Il existe une assurance pour les caravanes de loisirs qui n’est pas du tout adaptée à l’usage permanent des caravanes. Il est fréquent que les compagnies refusent de dédommager les voyageurs qui y ont souscrit.
Lorsqu’on démarre dans la vie et qu’on veut acheter une caravane, on est souvent obligé de contracter un microcrédit ou un crédit social à la consommation dont le taux d’intérêt peut monter à 17%, voir plus avec l’inflation. Les jeunes couples et les jeunes familles se retrouvent alors avec des remboursements bien au-delà de leurs revenus.
De plus, on ne peut pas contracter de prêt immobilier pour l’achat d’un terrain non constructible. Les familles investissent par conséquent toutes leurs économies dans l’achat de ces terrains, notamment agricoles. Un investissement à perte si ils ne peuvent pas installer leur caravane dessus.
Lorsque les familles de voyageurs sont en errance et qu’elles se font expulser d’un peu partout, c’est très dur de maintenir le lien avec l’école. Leurs enfants ont alors une scolarité discontinue, ils ratent des jours d’école à chaque nouvelle procédure d’expulsion. La famille perd aussi des jours de travail quand elle passe son temps à chercher une place. C’est une des raisons pour lesquelles beaucoup de ces enfants sortent du système scolaire ou sont inscrit à l’école à distance.
Il est nécessaire de pérenniser la scolarité des gens du voyage pour lutter contre leur exclusion.
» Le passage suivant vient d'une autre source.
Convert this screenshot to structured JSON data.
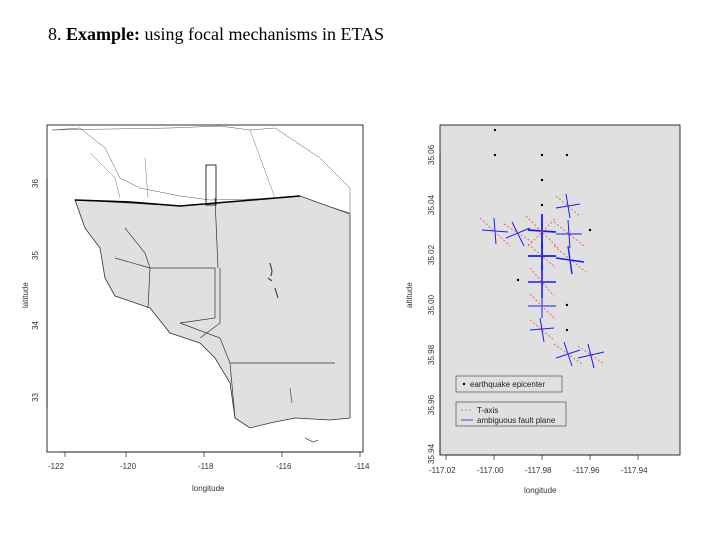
{
  "slide": {
    "number": "8.",
    "title_bold": "Example:",
    "title_rest": " using focal mechanisms in ETAS"
  },
  "map_plot": {
    "xlabel": "longitude",
    "ylabel": "latitude",
    "x_ticks": [
      "-122",
      "-120",
      "-118",
      "-116",
      "-114"
    ],
    "y_ticks": [
      "36",
      "35",
      "34",
      "33"
    ],
    "fill_color": "#e0e0e0",
    "line_color": "#333333"
  },
  "focal_plot": {
    "xlabel": "longitude",
    "ylabel": "altitude",
    "x_ticks": [
      "-117.02",
      "-117.00",
      "-117.98",
      "-117.96",
      "-117.94"
    ],
    "y_ticks": [
      "35.06",
      "35.04",
      "35.02",
      "35.00",
      "35.98",
      "35.96",
      "35.94"
    ],
    "legend_top": {
      "epicenter": "earthquake epicenter"
    },
    "legend_bottom": {
      "t_axis": "T-axis",
      "fault_plane": "ambiguous fault plane"
    },
    "background": "#e0e0e0",
    "t_axis_color": "#ff4444",
    "fault_color": "#1a1aff"
  }
}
Les conditions d’accueil, de vie et de travail des voyageurs engendre des risques plus grands pour leur santé. Selon Santé Publique France, l’espérance de vie des voyageurs est de 15 ans inférieure à la moyenne de la population.
Il y a un lien évident entre le manque de solutions d’habitats pérennes pour les voyageurs et leur fragilisation. Cela ne leur permet pas de prendre soin de leur santé : moins de consultations médicales, moins de vaccinations et moins de dépistages.